年上の夫は会社員として厚生年金に20年以上加入し、一方、夫に生計を維持されている年下の妻は、専業主婦が長く、厚生年金加入が20年未満だった場合、夫の65歳からの老齢厚生年金に配偶者加給年金が加算されます。
 
配偶者加給年金は年額39万100円(2019年度の額。当該夫が昭和18年4月2日以降生まれの場合)となりますが、終身加算されるわけではなく、原則、夫が65歳になった月の翌月分から妻が65歳になった月分までの加算となります。
 
つまり、年の差分が加算されることになり、ちょうど10歳の差があれば、10年加算されます(【図表1】)。

 
逆に厚生年金20年未満の妻が年上であれば、配偶者加給年金は加算されません。
夫が年下である場合は1円も加算されないのに対し、夫が年上で年の差があればあるほど、長い期間加算されることにもなり、「配偶者が10歳年下なら10年で390万円」と、年金収入の計算をすることになるでしょう。
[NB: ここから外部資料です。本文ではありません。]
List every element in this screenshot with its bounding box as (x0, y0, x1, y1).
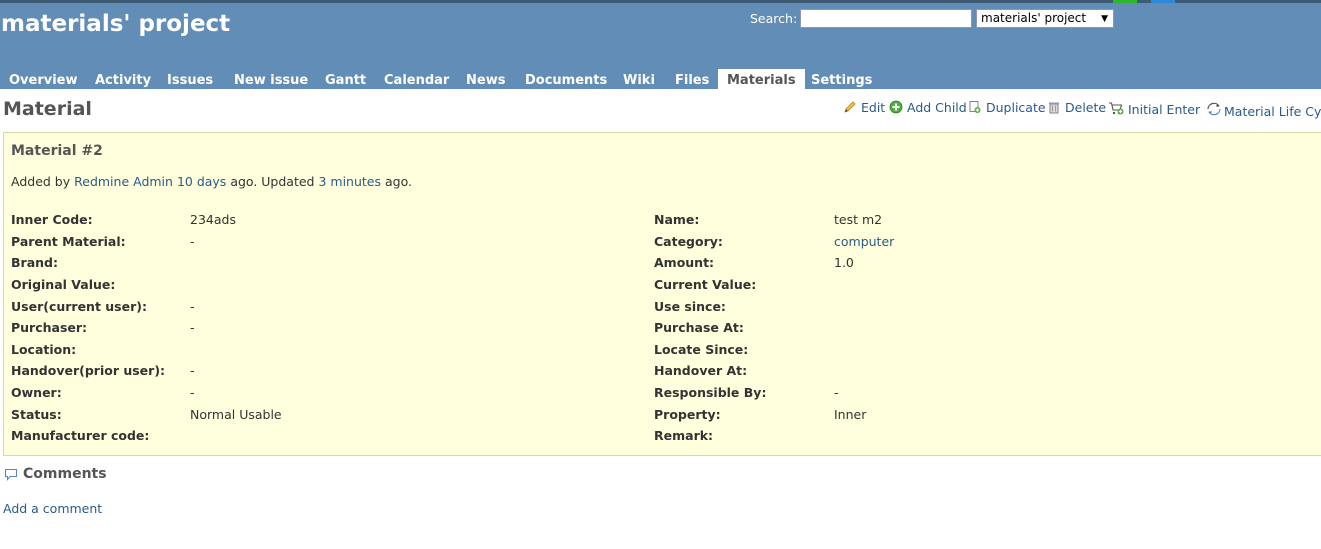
add-green-circle-icon (889, 100, 903, 114)
tab-news[interactable]: News (466, 69, 505, 92)
edit-label: Edit (861, 100, 886, 115)
project-jump-select[interactable]: materials' project ▼ (976, 9, 1114, 28)
add-comment-link[interactable]: Add a comment (3, 501, 102, 516)
attr-label: Current Value: (654, 277, 757, 292)
attr-label: Amount: (654, 255, 715, 270)
life-cycle-label: Material Life Cyc (1224, 104, 1321, 119)
add-child-label: Add Child (907, 100, 967, 115)
attr-label: Name: (654, 212, 700, 227)
tab-calendar[interactable]: Calendar (384, 69, 449, 92)
updated-text: ago. Updated (230, 174, 315, 189)
delete-label: Delete (1065, 100, 1107, 115)
search-input[interactable] (800, 9, 972, 28)
edit-link[interactable]: Edit (843, 100, 885, 115)
attr-value: Normal Usable (190, 407, 282, 422)
project-title[interactable]: materials' project (1, 11, 230, 37)
comments-heading: Comments (23, 466, 107, 482)
attr-label: Remark: (654, 428, 714, 443)
attr-label: Category: (654, 234, 723, 249)
attr-label: Property: (654, 407, 721, 422)
tab-new-issue[interactable]: New issue (234, 69, 308, 92)
attr-label: Responsible By: (654, 385, 767, 400)
search-label: Search: (750, 11, 798, 26)
material-details-box: Material #2 Added by Redmine Admin 10 da… (3, 132, 1321, 456)
author-link[interactable]: Redmine Admin (74, 174, 173, 189)
cycle-icon (1207, 102, 1221, 116)
tab-documents[interactable]: Documents (525, 69, 607, 92)
attr-label: Handover(prior user): (11, 363, 166, 378)
attr-label: Owner: (11, 385, 62, 400)
tab-overview[interactable]: Overview (9, 69, 78, 92)
duplicate-link[interactable]: Duplicate (968, 100, 1046, 115)
attr-label: Handover At: (654, 363, 748, 378)
author-line: Added by Redmine Admin 10 days ago. Upda… (11, 174, 412, 189)
category-link[interactable]: computer (834, 234, 894, 249)
tab-wiki[interactable]: Wiki (623, 69, 655, 92)
tab-gantt[interactable]: Gantt (325, 69, 366, 92)
dropdown-arrow-icon: ▼ (1101, 14, 1108, 24)
attr-label: Purchase At: (654, 320, 744, 335)
author-prefix: Added by (11, 174, 71, 189)
attr-label: Locate Since: (654, 342, 749, 357)
delete-link[interactable]: Delete (1047, 100, 1106, 115)
attr-value: - (834, 385, 839, 400)
attr-value: 234ads (190, 212, 236, 227)
attr-label: Location: (11, 342, 77, 357)
page-heading: Material (3, 98, 92, 120)
created-ago-link[interactable]: 10 days (177, 174, 226, 189)
attr-label: Original Value: (11, 277, 116, 292)
attr-label: Inner Code: (11, 212, 93, 227)
tab-activity[interactable]: Activity (95, 69, 151, 92)
duplicate-label: Duplicate (986, 100, 1046, 115)
attr-value: - (190, 234, 195, 249)
attr-label: User(current user): (11, 299, 147, 314)
attr-label: Use since: (654, 299, 726, 314)
project-select-value: materials' project (981, 11, 1087, 25)
attr-label: Status: (11, 407, 62, 422)
speech-bubble-icon (4, 468, 18, 481)
attr-value: 1.0 (834, 255, 854, 270)
attr-label: Manufacturer code: (11, 428, 150, 443)
copy-icon (969, 101, 981, 113)
material-subject: Material #2 (11, 143, 103, 159)
attr-label: Brand: (11, 255, 58, 270)
pencil-icon (844, 101, 856, 113)
add-child-link[interactable]: Add Child (889, 100, 967, 115)
cart-add-icon (1109, 102, 1124, 115)
attr-label: Purchaser: (11, 320, 88, 335)
attr-value: test m2 (834, 212, 883, 227)
attr-value: Inner (834, 407, 867, 422)
tab-files[interactable]: Files (675, 69, 709, 92)
attr-value: - (190, 299, 195, 314)
tab-settings[interactable]: Settings (811, 69, 872, 92)
attr-value: - (190, 385, 195, 400)
tab-issues[interactable]: Issues (167, 69, 213, 92)
initial-enter-label: Initial Enter (1128, 102, 1201, 117)
attr-label: Parent Material: (11, 234, 126, 249)
attr-value: - (190, 320, 195, 335)
initial-enter-link[interactable]: Initial Enter (1108, 100, 1200, 117)
suffix-text: ago. (385, 174, 412, 189)
tab-materials[interactable]: Materials (718, 69, 805, 92)
attr-value: - (190, 363, 195, 378)
updated-ago-link[interactable]: 3 minutes (318, 174, 381, 189)
material-life-cycle-link[interactable]: Material Life Cyc (1205, 100, 1321, 119)
header: materials' project Search: materials' pr… (0, 3, 1321, 92)
trash-icon (1049, 102, 1059, 114)
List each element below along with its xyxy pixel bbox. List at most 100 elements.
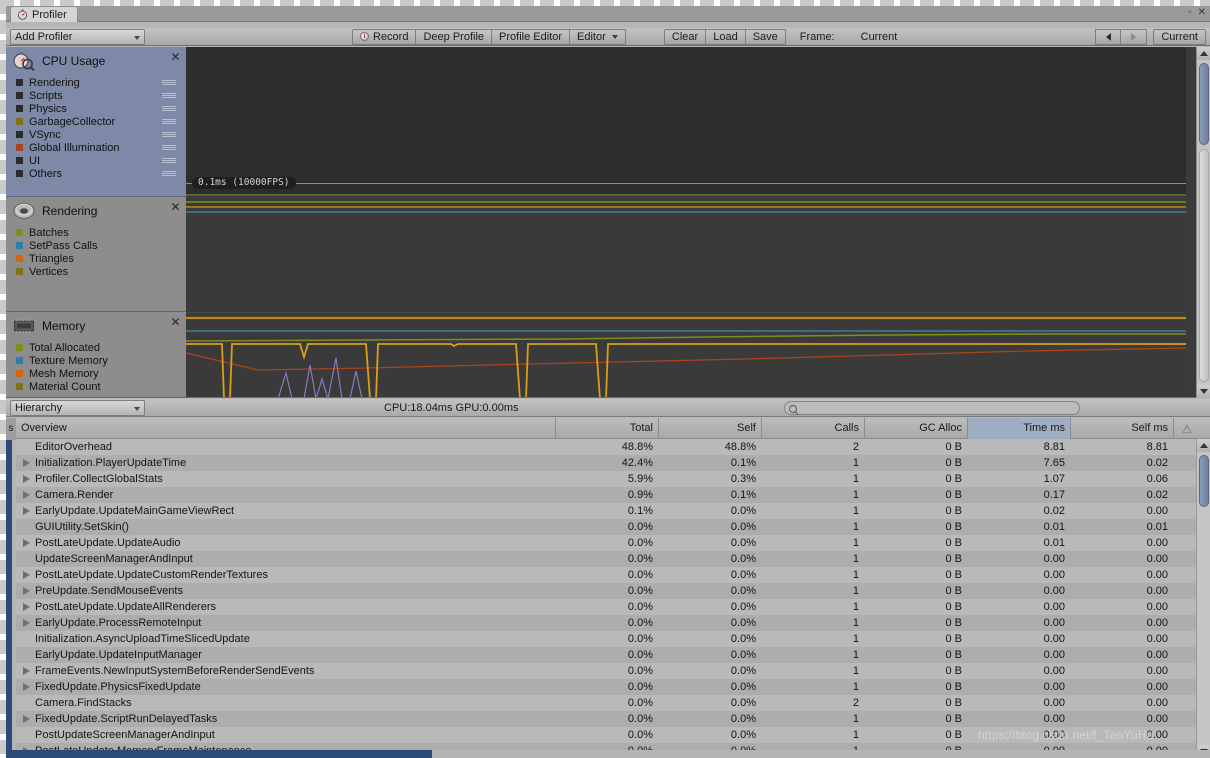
add-profiler-dropdown[interactable]: Add Profiler xyxy=(10,28,145,45)
table-row[interactable]: PostUpdateScreenManagerAndInput 0.0% 0.0% 1… xyxy=(16,727,1196,743)
expand-arrow-icon[interactable] xyxy=(22,682,31,692)
table-row[interactable]: PostLateUpdate.UpdateAllRenderers 0.0% 0.0… xyxy=(16,599,1196,615)
tab-profiler[interactable]: Profiler xyxy=(10,6,78,22)
legend-item[interactable]: Vertices xyxy=(16,265,186,278)
cell-self-ms: 0.00 xyxy=(1146,681,1168,693)
expand-arrow-icon[interactable] xyxy=(22,618,31,628)
table-row[interactable]: GUIUtility.SetSkin() 0.0% 0.0% 1 0 B 0.01 0.01 xyxy=(16,519,1196,535)
chart-rendering[interactable] xyxy=(186,197,1186,312)
legend-item[interactable]: Others xyxy=(16,167,186,180)
clear-button[interactable]: Clear xyxy=(663,28,707,45)
legend-item[interactable]: Mesh Memory xyxy=(16,367,186,380)
expand-arrow-icon[interactable] xyxy=(22,458,31,468)
table-row[interactable]: EditorOverhead 48.8% 48.8% 2 0 B 8.81 8.81 xyxy=(16,439,1196,455)
legend-item[interactable]: Global Illumination xyxy=(16,141,186,154)
table-row[interactable]: Initialization.PlayerUpdateTime 42.4% 0.1%… xyxy=(16,455,1196,471)
module-cpu-usage[interactable]: CPU Usage ✕ Rendering Scripts Physics Ga… xyxy=(6,47,186,197)
graph-scroll-track[interactable] xyxy=(1199,149,1209,382)
drag-handle-icon[interactable] xyxy=(162,145,176,150)
close-icon[interactable]: ✕ xyxy=(170,201,181,214)
drag-handle-icon[interactable] xyxy=(162,80,176,85)
legend-item[interactable]: VSync xyxy=(16,128,186,141)
deep-profile-button[interactable]: Deep Profile xyxy=(416,28,493,45)
table-row[interactable]: EarlyUpdate.UpdateMainGameViewRect 0.1% 0.… xyxy=(16,503,1196,519)
table-row[interactable]: PostLateUpdate.UpdateAudio 0.0% 0.0% 1 0 B 0.… xyxy=(16,535,1196,551)
legend-item[interactable]: Batches xyxy=(16,226,186,239)
table-row[interactable]: Initialization.AsyncUploadTimeSlicedUpda… xyxy=(16,631,1196,647)
drag-handle-icon[interactable] xyxy=(162,119,176,124)
legend-item[interactable]: Scripts xyxy=(16,89,186,102)
cell-calls: 1 xyxy=(852,521,859,533)
save-button[interactable]: Save xyxy=(745,28,786,45)
table-row[interactable]: FixedUpdate.ScriptRunDelayedTasks 0.0% 0.0… xyxy=(16,711,1196,727)
drag-handle-icon[interactable] xyxy=(162,106,176,111)
chart-cpu-usage[interactable]: 0.1ms (10000FPS) xyxy=(186,47,1186,197)
module-memory[interactable]: Memory ✕ Total Allocated Texture Memory … xyxy=(6,312,186,398)
expand-arrow-icon[interactable] xyxy=(22,538,31,548)
column-header-self-ms[interactable]: Self ms xyxy=(1071,418,1174,439)
legend-item[interactable]: SetPass Calls xyxy=(16,239,186,252)
scroll-down-icon[interactable] xyxy=(1197,385,1210,398)
column-header-time-ms[interactable]: Time ms xyxy=(968,418,1071,439)
legend-item[interactable]: Texture Memory xyxy=(16,354,186,367)
legend-item[interactable]: UI xyxy=(16,154,186,167)
load-button[interactable]: Load xyxy=(706,28,746,45)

夫が65歳になると、60歳未満の妻は年金制度の扶養に入れない

しかし、夫がこの配偶者加給年金の加算がされる65歳で退職している場合はもちろんのこと、たとえ在職中の場合であっても、10歳下の55歳の妻は60歳まで第3号被保険者として年金制度上の扶養には入ることはできません。
 
専業主婦などの国民年金第3号被保険者とは「国民年金第2号被保険者の被扶養配偶者」を指しますが、65歳以降の在職中は厚生年金被保険者(最大70歳まで厚生年金保険制度に加入)ではあっても、国民年金としての第2号被保険者ではないためです。
 
その一方で、妻は60歳までは国民年金に加入義務があるため、60歳まで第1号被保険者となり、第3号被保険者の時には負担がなかった国民年金保険料を納付しなければなりません。

妻の国民年金保険料の支出がある

この第1号被保険者となった専業主婦の妻は55歳から60歳までの5年間、毎月国民年金保険料(2019年度の月額:1万6410円、2020年度の月額:1万6540円)を納付することになり、5年間で保険料は約100万円です。
 
もちろん国民年金保険料には免除制度もありますが、夫婦2人の年金に関する収入と支出で見て、配偶者加給年金10年分・約390万円を受けられる一方で、国民年金保険料5年分・約100万円を払うことになり、この2つで実際はプラス290万円程度と計算されます(【図表2】)。

 
これがもし、ちょうど5歳差であれば、配偶者加給年金は10歳差の場合の半分である5年分(約195万円)ですが、その一方で、夫65歳時に妻は60歳ですので、妻には国民年金加入義務はなく、保険料の負担義務もありません。
 
年の差夫婦の場合、配偶者加給年金が長く加算されるとわかっても、現役世代(年金制度の被保険者)である年下配偶者の保険料という支出面も考えなければならないでしょう。